It has been billed as a measuring stick between two NFC contenders and will at the very least be a battle of two future Hall of Fame quarterbacks.
This Sunday afternoon’s meeting between the Green Bay Packers and Tampa Bay Buccaneers will take place in the much warmer confines of Florida and should be a marquee Week 6 matchup that helps propel the winning team forward to the halfway mark of the regular season. Even more, this matchup jumpstarts a former rivalry that has not been played in a few years. Today’s musings take a look into some of the two teams’ more memorable games and records, while also examining past Tom Brady-Green Bay showdowns.
But first, a look at some budding receivers with both direct and indirect ties to the Packers.
Week 5 featured two breakout receiving performances, providing “what-could-have-beens”
Green Bay has proved many critics wrong with the capability of its receiving corps so far this season, but injuries still have left the Packers vulnerable at the position. While Davante Adams figures to return this week, Allen Lazard’s indefinite absence leaves a hole entering the post-bye stretch of the season.
Around the NFL, a couple of wide receivers who theoretically could have been Packers had ultra-productive, breakout performances last week. In fact, Travis Fulgham was a Packer for a brief week just this past August before being waived. Since then, Fulgham joined the Philadelphia Eagles and posted a 10-catch game last week with 152 yards and a touchdown. Meanwhile, on the other side of the field, Pittsburgh’s Chase Claypool hauled in seven catches for 110 yards and three scores — his best game thus far as a rookie. Claypool was a potential Packers target in the 2020 NFL Draft and was taken midway through the second round between Green Bay’s first two picks. While it would have seemed like a reach at the time for the Packers to take Claypool in the first round and he would not have been available in the second, the Notre Dame product has certainly looked the part of a budding NFL receiver.
The Packers very well could still find breakout performances of their own from the likes of Equanimeous St. Brown and Malik Taylor as this season goes on. But the stat lines of Fulgham and Claypool last week provided some level of “what-if.”
An old NFC Central rivalry renews in 2020
It has been three years since the Packers last faced the Buccaneers, a 26-20 Green Bay victory. But not too long ago, this game was a rather fierce rivalry between the two Bays.
The Buccaneers were once a part of the NFC Central division along with the Packers from 1977 to 2001. While the Packers lead the all-time series at a record of 33-21-1, they owned the 1990s with a 16-5 in that stretch with Brett Favre primarily at the helm. Particularly at home, the Packers were formidable, winning every home game against Tampa Bay from 1990 to 2005. Still, memories remain for this writer, who was merely a child during the final matchups, as well as for plenty of older Packers fans.
From the hit on Chad Clifton in the video below that led to injury, to the constant chit-chatting between him and Favre, Warren Sapp played a big role in the late-90s rivalry between two teams competing for playoff seeding.
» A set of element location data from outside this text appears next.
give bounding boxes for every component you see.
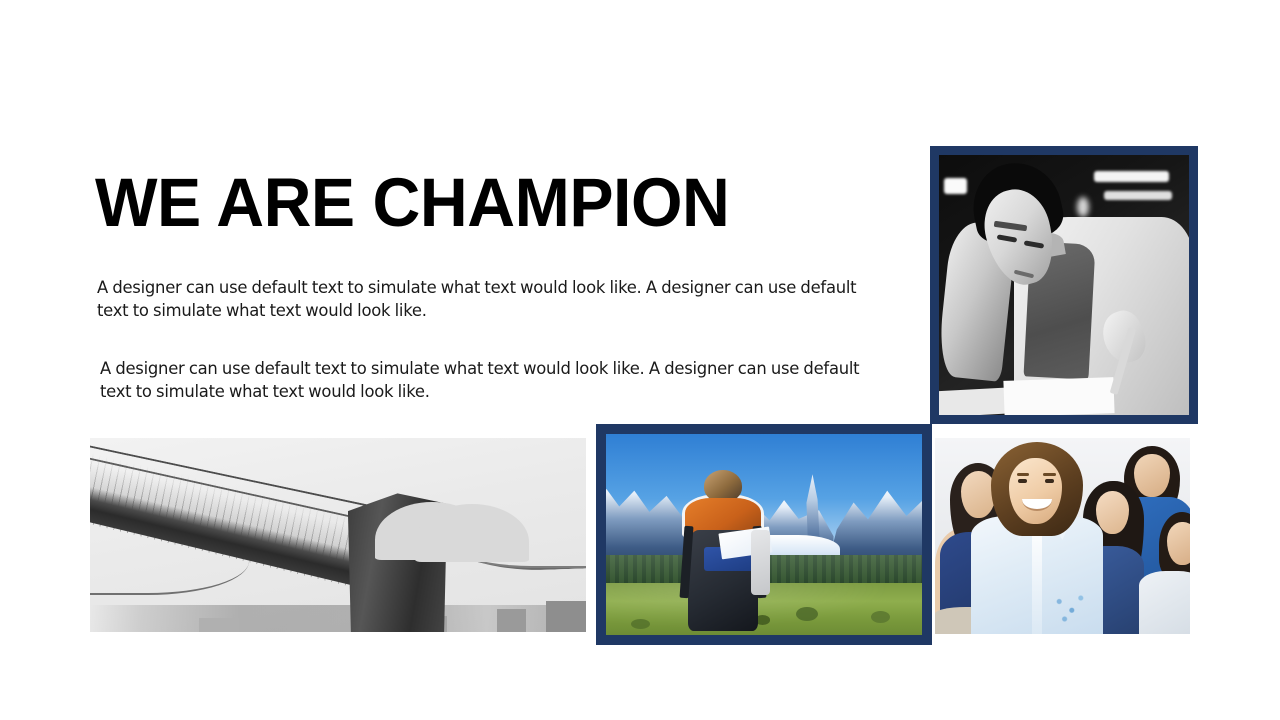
building [546,601,586,632]
paper-sheet [1003,377,1114,415]
person-torso [1139,571,1190,634]
eye [1045,479,1054,483]
eyebrow [1043,473,1056,475]
building [199,618,239,632]
student-writing-photo [939,155,1189,415]
hiker-photo-frame [596,424,932,645]
ceiling-light [1104,191,1172,200]
building [497,609,527,632]
brooklyn-bridge-photo [90,438,586,632]
body-paragraph-1: A designer can use default text to simul… [97,276,867,323]
bush [796,607,818,621]
window-light [944,178,967,194]
hiker-mountains-photo [606,434,922,635]
eye [1018,479,1027,483]
person-face [1134,454,1170,497]
shirt-placket [1032,524,1042,634]
student-photo-frame [930,146,1198,424]
hiker-arm [751,530,770,594]
shirt-print [1052,591,1088,626]
presentation-slide: WE ARE CHAMPION A designer can use defau… [0,0,1280,720]
page-title: WE ARE CHAMPION [95,168,729,237]
bush [631,619,650,629]
ceiling-light [1094,171,1169,183]
body-paragraph-2: A designer can use default text to simul… [100,357,870,404]
eyebrow [1017,473,1030,475]
light-bokeh [1077,197,1090,218]
students-group-photo [935,438,1190,634]
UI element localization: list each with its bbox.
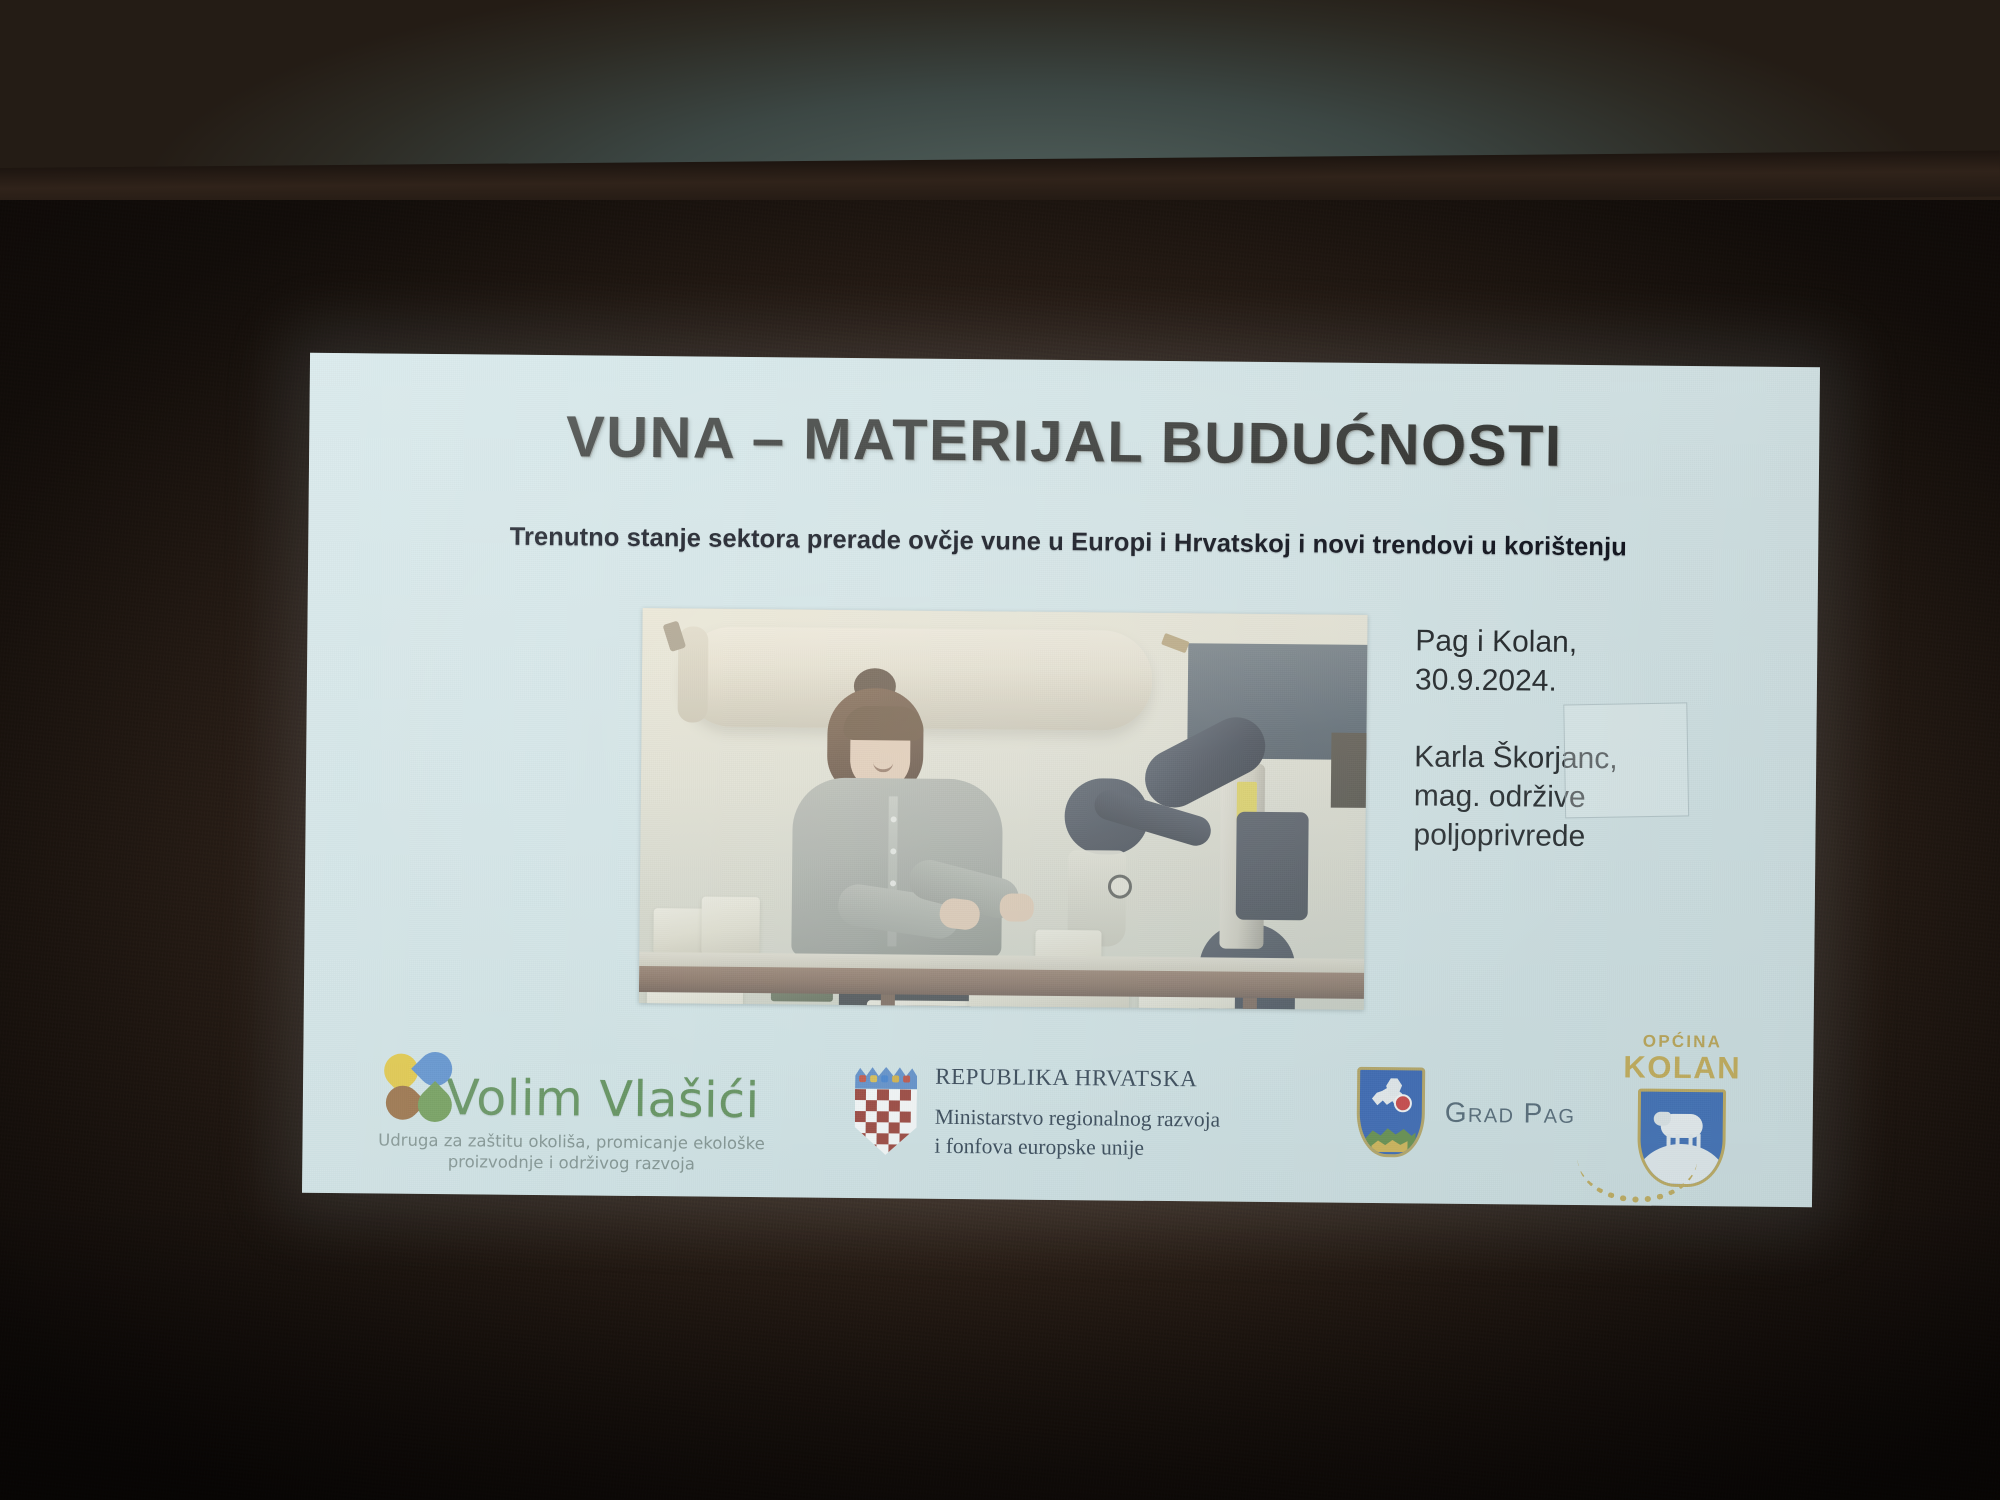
slide-meta-block: Pag i Kolan, 30.9.2024. Karla Škorjanc, … — [1413, 621, 1745, 857]
presentation-slide: VUNA – MATERIJAL BUDUĆNOSTI Trenutno sta… — [302, 353, 1820, 1207]
republika-title: REPUBLIKA HRVATSKA — [935, 1061, 1221, 1095]
logo-republika-hrvatska: REPUBLIKA HRVATSKA Ministarstvo regional… — [854, 1060, 1220, 1165]
kolan-name-label: KOLAN — [1623, 1049, 1741, 1086]
meta-role-line2: poljoprivrede — [1413, 815, 1743, 857]
logo-opcina-kolan: OPĆINA KOLAN — [1596, 1031, 1767, 1188]
sheep-head-icon — [1654, 1112, 1671, 1126]
meta-spacer — [1414, 699, 1744, 740]
pag-coat-of-arms-icon — [1356, 1067, 1425, 1158]
four-petal-icon — [384, 1052, 459, 1127]
meta-date: 30.9.2024. — [1415, 660, 1745, 702]
republika-text: REPUBLIKA HRVATSKA Ministarstvo regional… — [934, 1061, 1220, 1165]
floor-shadow — [0, 1200, 2000, 1500]
photo-projection-wash — [639, 608, 1368, 1010]
petal-green-icon — [411, 1081, 459, 1129]
laurel-wreath-icon — [1577, 1150, 1697, 1203]
green-block — [798, 1007, 850, 1009]
wool-block — [744, 1009, 792, 1010]
logo-grad-pag: Grad Pag — [1356, 1067, 1575, 1159]
rose-icon — [1394, 1094, 1412, 1112]
slide-photo — [639, 608, 1368, 1010]
projection-area: VUNA – MATERIJAL BUDUĆNOSTI Trenutno sta… — [302, 353, 1820, 1207]
logo-volim-vlasici: Volim Vlašići Udruga za zaštitu okoliša,… — [356, 1051, 787, 1176]
checkerboard-icon — [854, 1089, 917, 1156]
ministry-line2: i fonfova europske unije — [934, 1132, 1220, 1164]
ministry-line1: Ministarstvo regionalnog razvoja — [935, 1103, 1221, 1135]
volim-tagline: Udruga za zaštitu okoliša, promicanje ek… — [361, 1129, 781, 1176]
meta-author: Karla Škorjanc, — [1414, 737, 1744, 779]
meta-place: Pag i Kolan, — [1415, 621, 1745, 663]
slide-subtitle: Trenutno stanje sektora prerade ovčje vu… — [354, 521, 1782, 564]
slide-title: VUNA – MATERIJAL BUDUĆNOSTI — [309, 401, 1820, 482]
crown-icon — [855, 1067, 917, 1090]
croatian-coat-of-arms-icon — [854, 1067, 917, 1156]
meta-role-line1: mag. održive — [1414, 776, 1744, 818]
republika-ministry: Ministarstvo regionalnog razvoja i fonfo… — [934, 1103, 1220, 1165]
grad-pag-label: Grad Pag — [1445, 1097, 1576, 1130]
slide-footer-logos: Volim Vlašići Udruga za zaštitu okoliša,… — [302, 1033, 1813, 1207]
volim-logo-row: Volim Vlašići — [384, 1052, 760, 1130]
volim-tagline-line2: proizvodnje i održivog razvoja — [361, 1151, 781, 1176]
volim-name: Volim Vlašići — [446, 1069, 760, 1129]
But the rivalry also produced Favre’s first completion of his NFL career - the one to himself - in 1992 and even further back in time, a memorable 1985 “Snow Bowl” contest.
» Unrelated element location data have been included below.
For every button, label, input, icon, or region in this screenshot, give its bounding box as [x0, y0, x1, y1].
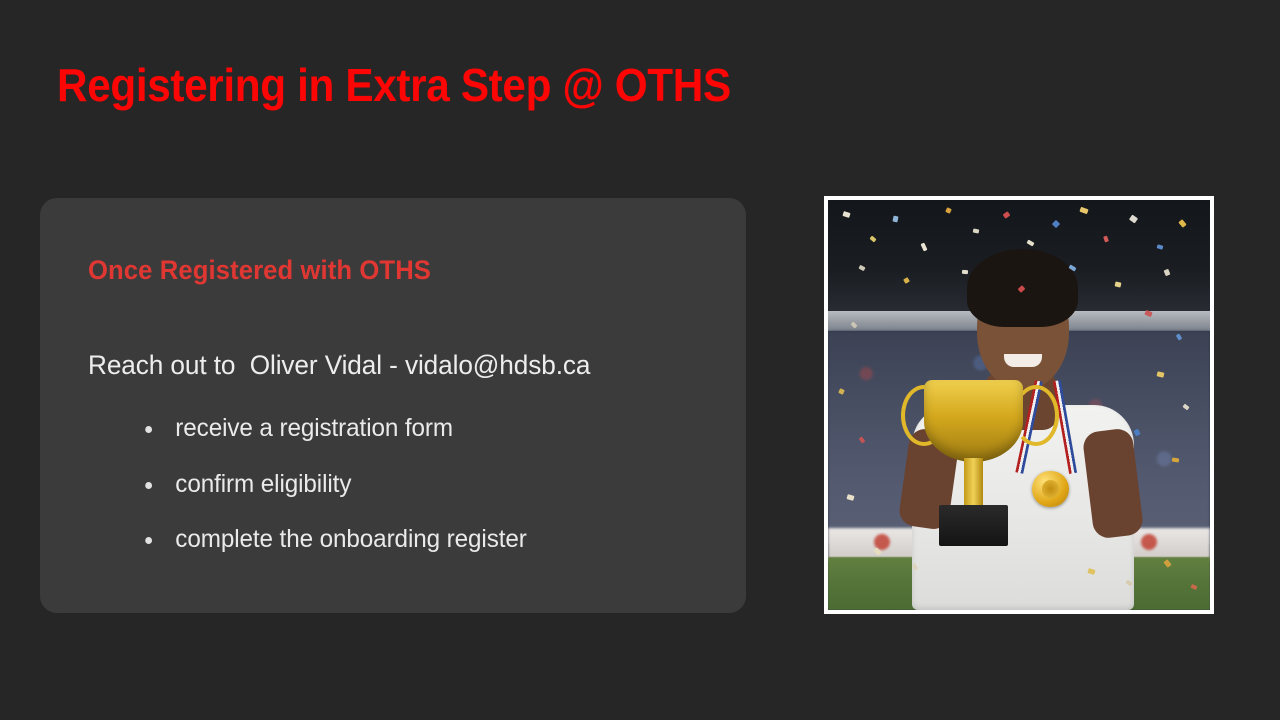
bullet-dot-icon: [145, 537, 152, 544]
trophy-athlete-photo: [828, 200, 1210, 610]
bullet-dot-icon: [145, 482, 152, 489]
gold-medal-icon: [1032, 471, 1068, 508]
list-item: confirm eligibility: [88, 471, 689, 499]
list-item-label: complete the onboarding register: [175, 525, 526, 553]
trophy-base: [939, 505, 1008, 546]
confetti-flake: [1114, 281, 1121, 287]
list-item-label: receive a registration form: [175, 414, 453, 442]
list-item: receive a registration form: [88, 415, 689, 443]
bullet-dot-icon: [145, 426, 152, 433]
list-item-label: confirm eligibility: [175, 470, 351, 498]
confetti-flake: [962, 269, 968, 274]
info-card: Once Registered with OTHS Reach out to O…: [40, 198, 746, 613]
bullet-list: receive a registration form confirm elig…: [88, 415, 708, 554]
trophy-cup: [924, 380, 1023, 462]
card-heading: Once Registered with OTHS: [88, 255, 431, 286]
photo-frame: [824, 196, 1214, 614]
trophy-stem: [964, 458, 983, 507]
athlete-smile: [1004, 354, 1042, 367]
contact-line: Reach out to Oliver Vidal - vidalo@hdsb.…: [88, 350, 590, 381]
list-item: complete the onboarding register: [88, 526, 689, 554]
confetti-flake: [973, 228, 980, 233]
slide: Registering in Extra Step @ OTHS Once Re…: [0, 0, 1280, 720]
page-title: Registering in Extra Step @ OTHS: [57, 60, 885, 111]
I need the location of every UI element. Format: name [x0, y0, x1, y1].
Since the Buccaneers moved to the NFC South, the two Bays have met just eight times and only three times the past decade. But with Tom Brady under center, as will be discussed below, the 2020 version of the rivalry presents an interesting storyline of its own.
Matchups against Tom Brady, while few, have had unique circumstances
The Milwaukee Journal Sentinel beat me to the punch on taking a deeper dive into the historical records of Green Bay against Tom Brady earlier this week. But some unique sets of circumstances and results have followed those games in which the Packers hold a 2-3 record.
How about the first matchup? Brady threw three interceptions in that 2002 game in Foxboro, one year after New England’s first Super Bowl with their star quarterback. Although the Packers had gotten off to a strong start that season, winning at New England was far from expected. Then there is an embarrassing 35-0 loss at Lambeau Field in 2006 in which the Packers lost both Favre and Aaron Rodgers at various points of the contest. Perhaps one of the most memorable games was the 2010 matchup in which Matt Flynn filled in admirably for an injured Aaron Rodgers. While the short-handed Packers ultimately lost the game, they held on until the final minutes as serious underdogs, providing confidence for the team’s ensuing undefeated run to the Super Bowl. Even that game involved a rather unforeseen 71-yard kickoff return by a Patriot offensive lineman.
While the Packers’ last two games against Tom Brady have been a bit more normal, the most recent matchup was still a crucial Green Bay loss in the midst of Mike McCarthy’s final season as head coach. This weekend’s matchup continues a trend of unique circumstances, coming at a time when both opposing teams have become contenders once again and Brady is in his first season on a new team.